Das Aufeinandertreffen mit dem Detective liegt nun etwas mehr als zehn Jahre zurück, und du, Serena, hast bisher ein aufregendes Leben geführt. Nachdem du dein Studium erfolgreich abgeschlossen hattest, zog es dich in die Stadt an der Seine - Paris. Dort hast du dich mitten in die aufregende und wilde Künstlerszene begeben und Verschiedenes ausprobiert. Von einer kurzzeitigen Stelle als Volontärin in einem Kunstmuseum mal abgesehen, hast du versucht dich selbst als Künstlerin zu betätigen. Du hast dich in der Malerei, der Fotografie und der Bildhauerei ausprobiert.
In einer mehrköpfigen Künstler-WG bist du den verrücktesten, aber auch liebenswürdigsten Gestalten über den Weg gelaufen. Du hast das Flair der Stadt regelrecht in dich aufgesogen und dich Hals über Kopf in einen jungen Künstler namens Mathieu verliebt. Mit ihm hast du die Alpen beim Bergsteigen erklommen, hast in der Ewigen Stadt Rom Pizza gegessen oder hast die Wochenenden mit ihm im Bett verbracht. Aber bei ihm sind auch seine Freunde ein- und ausgegangen, es schien, als hätte jedermann einen Schlüssel zu seiner Wohnung. Bis auf den Dachboden, den er sich angemietet hatte, der durfte nur von ihm betreten werden - wie mysteriös. Das gefiel dir.
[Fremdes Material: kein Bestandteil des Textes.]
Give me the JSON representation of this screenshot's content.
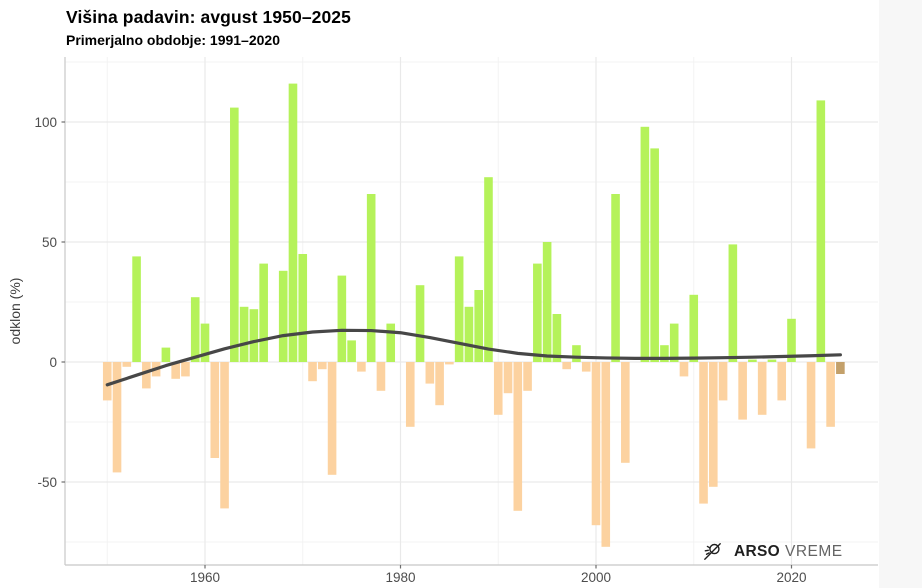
{
  "header": {
    "title": "Višina padavin: avgust 1950–2025",
    "subtitle": "Primerjalno obdobje: 1991–2020"
  },
  "y_axis": {
    "title": "odklon (%)",
    "ticks": [
      100,
      50,
      0,
      -50
    ],
    "minor_gridlines": [
      125,
      75,
      25,
      -25,
      -75
    ]
  },
  "x_axis": {
    "ticks": [
      1960,
      1980,
      2000,
      2020
    ],
    "minor_gridlines": [
      1950,
      1970,
      1990,
      2010
    ]
  },
  "logo": {
    "brand": "ARSO",
    "suffix": "VREME"
  },
  "colors": {
    "positive_bar": "#b5f25a",
    "negative_bar": "#fcd2a0",
    "current_year_bar": "#c3a06a",
    "trend_line": "#474747",
    "grid_major": "#e9e9e9",
    "grid_minor": "#f3f3f3",
    "axis_line": "#c8c8c8",
    "tick_mark": "#6e6e6e",
    "tick_text": "#4d4d4d",
    "right_margin": "#f7f7f7"
  },
  "chart_data": {
    "type": "bar",
    "title": "Višina padavin: avgust 1950–2025",
    "subtitle": "Primerjalno obdobje: 1991–2020",
    "xlabel": "",
    "ylabel": "odklon (%)",
    "x_range": [
      1950,
      2025
    ],
    "ylim": [
      -85,
      127
    ],
    "grid": true,
    "years": [
      1950,
      1951,
      1952,
      1953,
      1954,
      1955,
      1956,
      1957,
      1958,
      1959,
      1960,
      1961,
      1962,
      1963,
      1964,
      1965,
      1966,
      1967,
      1968,
      1969,
      1970,
      1971,
      1972,
      1973,
      1974,
      1975,
      1976,
      1977,
      1978,
      1979,
      1980,
      1981,
      1982,
      1983,
      1984,
      1985,
      1986,
      1987,
      1988,
      1989,
      1990,
      1991,
      1992,
      1993,
      1994,
      1995,
      1996,
      1997,
      1998,
      1999,
      2000,
      2001,
      2002,
      2003,
      2004,
      2005,
      2006,
      2007,
      2008,
      2009,
      2010,
      2011,
      2012,
      2013,
      2014,
      2015,
      2016,
      2017,
      2018,
      2019,
      2020,
      2021,
      2022,
      2023,
      2024,
      2025
    ],
    "values": [
      -16,
      -46,
      -2,
      44,
      -11,
      -6,
      6,
      -7,
      -6,
      27,
      16,
      -40,
      -61,
      106,
      23,
      22,
      41,
      0,
      38,
      116,
      45,
      -8,
      -3,
      -47,
      36,
      9,
      -4,
      70,
      -12,
      16,
      0,
      -27,
      32,
      -9,
      -18,
      -1,
      44,
      23,
      30,
      77,
      -22,
      -13,
      -62,
      -12,
      41,
      50,
      20,
      -3,
      7,
      -4,
      -68,
      -77,
      70,
      -42,
      0,
      98,
      89,
      7,
      16,
      -6,
      28,
      -59,
      -52,
      -16,
      49,
      -24,
      1,
      -22,
      1,
      -16,
      18,
      0,
      -36,
      109,
      -27,
      -5
    ],
    "highlight_year": 2025,
    "color_rule": "positive years green, negative years orange, 2025 (current) brown",
    "trend_line": {
      "description": "smoothed long-term trend",
      "points": [
        [
          1950,
          -9.5
        ],
        [
          1953,
          -5.5
        ],
        [
          1956,
          -1.5
        ],
        [
          1959,
          2
        ],
        [
          1962,
          5.5
        ],
        [
          1965,
          8.5
        ],
        [
          1968,
          11
        ],
        [
          1971,
          12.5
        ],
        [
          1974,
          13.2
        ],
        [
          1977,
          13.1
        ],
        [
          1980,
          12.2
        ],
        [
          1983,
          10.2
        ],
        [
          1986,
          7.8
        ],
        [
          1989,
          5.4
        ],
        [
          1992,
          3.6
        ],
        [
          1995,
          2.5
        ],
        [
          1998,
          2
        ],
        [
          2001,
          1.7
        ],
        [
          2004,
          1.5
        ],
        [
          2007,
          1.5
        ],
        [
          2010,
          1.6
        ],
        [
          2013,
          1.8
        ],
        [
          2016,
          2
        ],
        [
          2019,
          2.3
        ],
        [
          2022,
          2.6
        ],
        [
          2025,
          3
        ]
      ]
    },
    "legend_position": "none"
  }
}
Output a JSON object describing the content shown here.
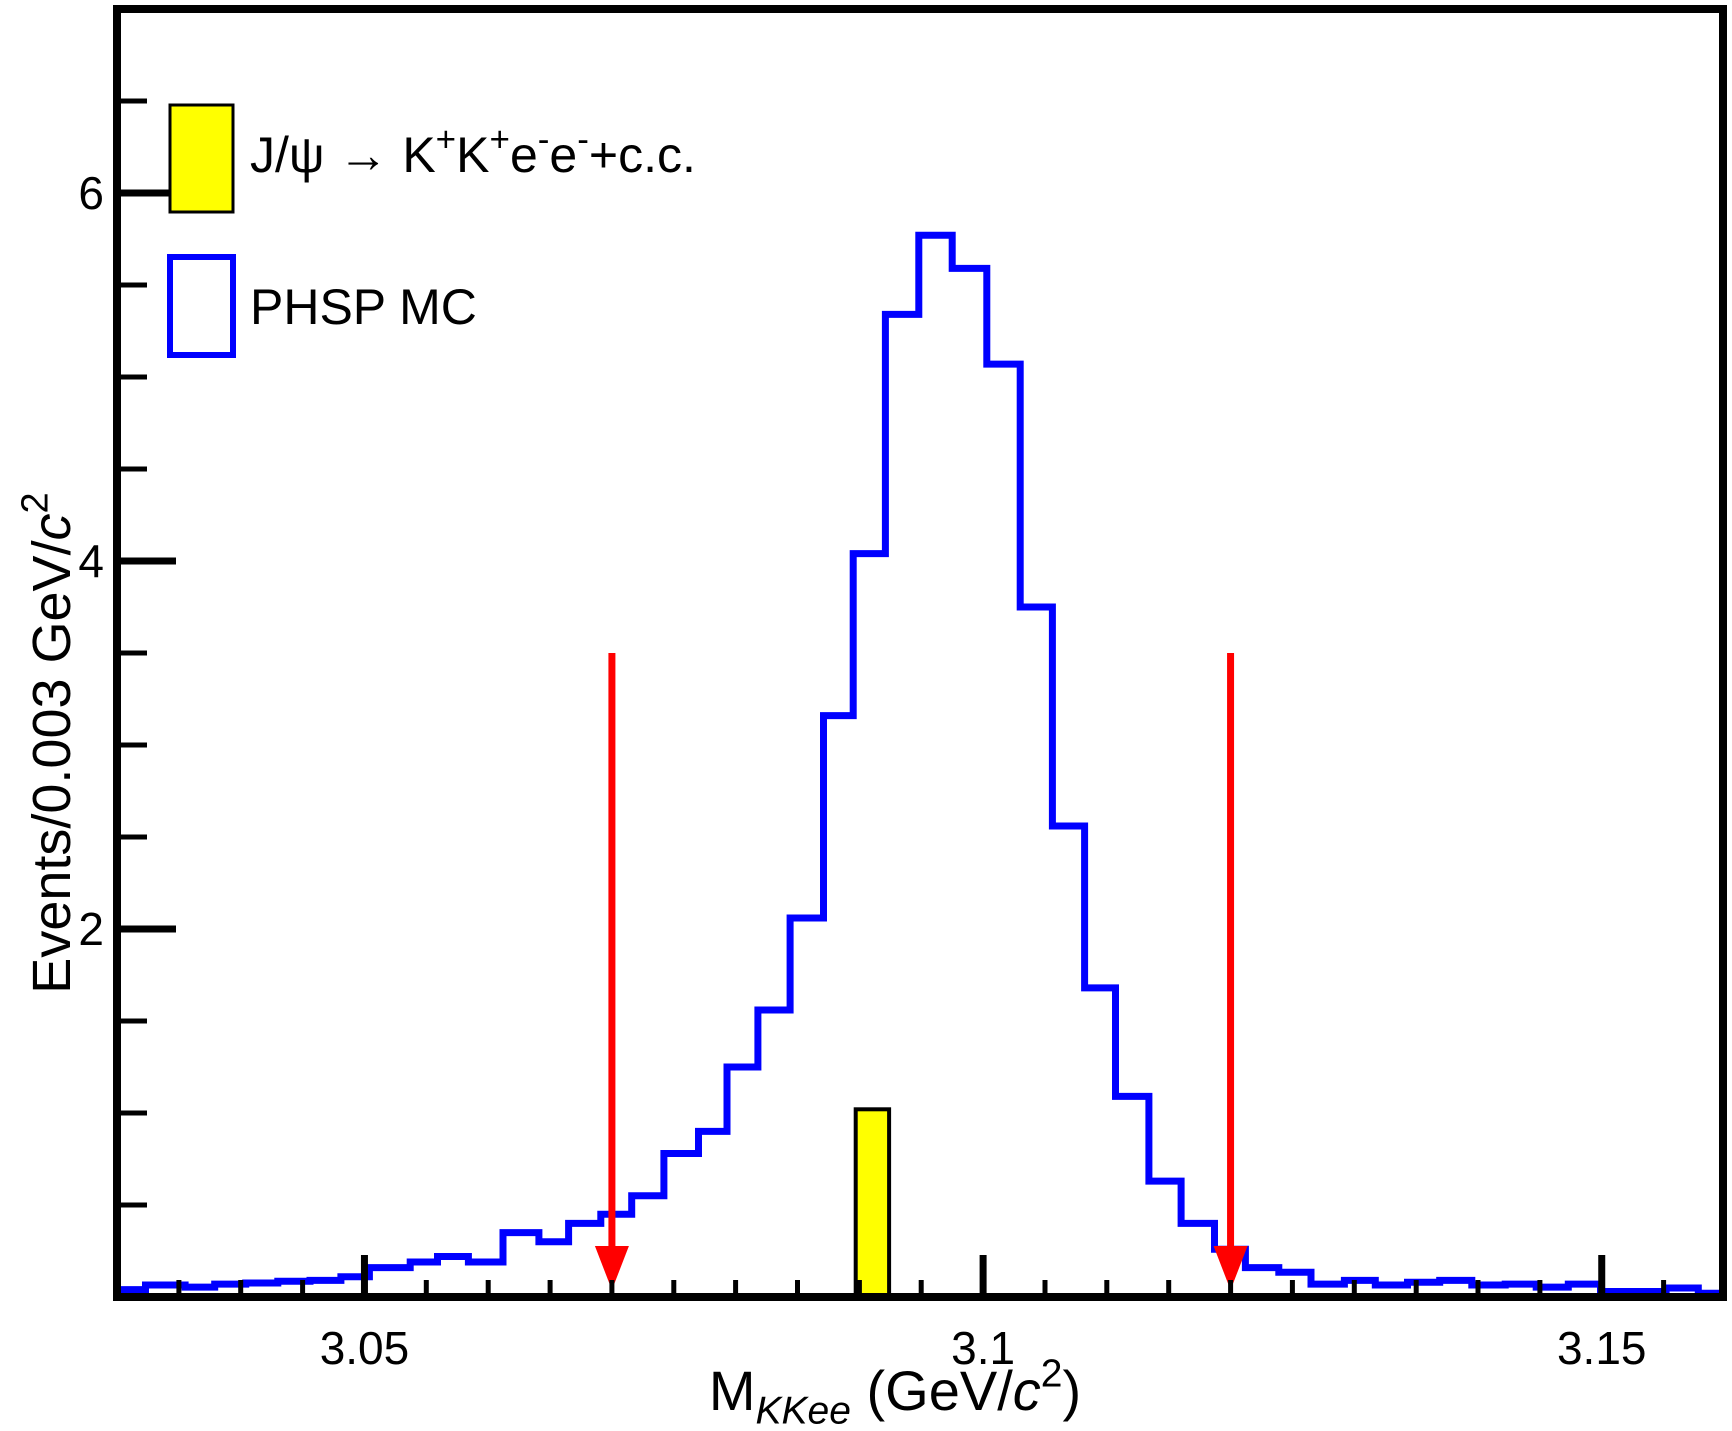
{
  "window": {
    "background": "#ffffff",
    "frame_color": "#000000"
  },
  "chart_data": {
    "type": "bar",
    "histogram_style": "step",
    "title": "",
    "xlabel": "M_KKee (GeV/c²)",
    "ylabel": "Events/0.003 GeV/c²",
    "xlim": [
      3.03,
      3.1598
    ],
    "ylim": [
      0,
      7
    ],
    "x_major_ticks": [
      3.05,
      3.1,
      3.15
    ],
    "x_major_tick_labels": [
      "3.05",
      "3.1",
      "3.15"
    ],
    "x_minor_tick_step": 0.005,
    "y_major_ticks": [
      2,
      4,
      6
    ],
    "y_major_tick_labels": [
      "2",
      "4",
      "6"
    ],
    "y_minor_tick_step": 0.5,
    "grid": false,
    "legend_position": "top-left",
    "series": [
      {
        "name": "PHSP MC",
        "color": "#0000ff",
        "render": "step-outline",
        "line_width": 7,
        "bin_left_edges": [
          3.03,
          3.0323,
          3.0355,
          3.0379,
          3.0404,
          3.043,
          3.0456,
          3.0481,
          3.0504,
          3.0537,
          3.0559,
          3.0584,
          3.0612,
          3.0641,
          3.0665,
          3.0691,
          3.0716,
          3.0742,
          3.077,
          3.0793,
          3.0818,
          3.0844,
          3.0871,
          3.0895,
          3.0921,
          3.0948,
          3.0975,
          3.1003,
          3.103,
          3.1056,
          3.1082,
          3.1107,
          3.1134,
          3.116,
          3.1187,
          3.1212,
          3.1239,
          3.1265,
          3.1292,
          3.1317,
          3.1343,
          3.1369,
          3.1395,
          3.1422,
          3.1447,
          3.1473,
          3.1499,
          3.1526,
          3.1552,
          3.1578
        ],
        "values": [
          0.04,
          0.065,
          0.054,
          0.07,
          0.076,
          0.086,
          0.09,
          0.11,
          0.16,
          0.19,
          0.22,
          0.19,
          0.35,
          0.3,
          0.4,
          0.45,
          0.55,
          0.78,
          0.9,
          1.25,
          1.56,
          2.06,
          3.16,
          4.04,
          5.34,
          5.77,
          5.59,
          5.07,
          3.75,
          2.56,
          1.68,
          1.09,
          0.63,
          0.4,
          0.26,
          0.16,
          0.135,
          0.07,
          0.09,
          0.065,
          0.08,
          0.09,
          0.065,
          0.07,
          0.054,
          0.07,
          0.03,
          0.03,
          0.049,
          0.02
        ],
        "last_bin_right_edge": 3.1598
      },
      {
        "name": "J/ψ → K⁺K⁺e⁻e⁻+c.c.",
        "color": "#ffff00",
        "outline": "#000000",
        "render": "filled-bar",
        "bins": [
          {
            "left": 3.0897,
            "right": 3.0924,
            "value": 1.02
          }
        ]
      }
    ],
    "cut_arrows": {
      "color": "#ff0000",
      "x_positions": [
        3.07,
        3.12
      ],
      "top_value": 3.5
    },
    "label_parts": {
      "xlabel": [
        {
          "t": "M"
        },
        {
          "t": "KKee",
          "s": "sub",
          "i": true
        },
        {
          "t": " (GeV/"
        },
        {
          "t": "c",
          "i": true
        },
        {
          "t": "2",
          "s": "sup"
        },
        {
          "t": ")"
        }
      ],
      "ylabel": [
        {
          "t": "Events/0.003 GeV/"
        },
        {
          "t": "c",
          "i": true
        },
        {
          "t": "2",
          "s": "sup"
        }
      ],
      "legend": [
        [
          {
            "t": "J/ψ → K"
          },
          {
            "t": "+",
            "s": "sup"
          },
          {
            "t": "K"
          },
          {
            "t": "+",
            "s": "sup"
          },
          {
            "t": "e"
          },
          {
            "t": "-",
            "s": "sup"
          },
          {
            "t": "e"
          },
          {
            "t": "-",
            "s": "sup"
          },
          {
            "t": "+c.c."
          }
        ],
        [
          {
            "t": "PHSP MC"
          }
        ]
      ]
    }
  }
}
Es war eine aufregende Zeit und du konntest dich ausleben. Um Geld musstest du dir keine Gedanken machen, denn deine Familie war vermögend, wenn auch nicht superreich. Ein regelmäßiger Besucher deiner Eltern war ein Mann, der ein guter Freund deines Vaters war und die Aura eines Abenteurers besaß. Er hat dir die tollkühnsten Geschichten erzählt und damit auch Flausen in den Kopf gesetzt. Sein Name lautete Henry - wie viele Jahre ist euer letztes Treffen nun schon her?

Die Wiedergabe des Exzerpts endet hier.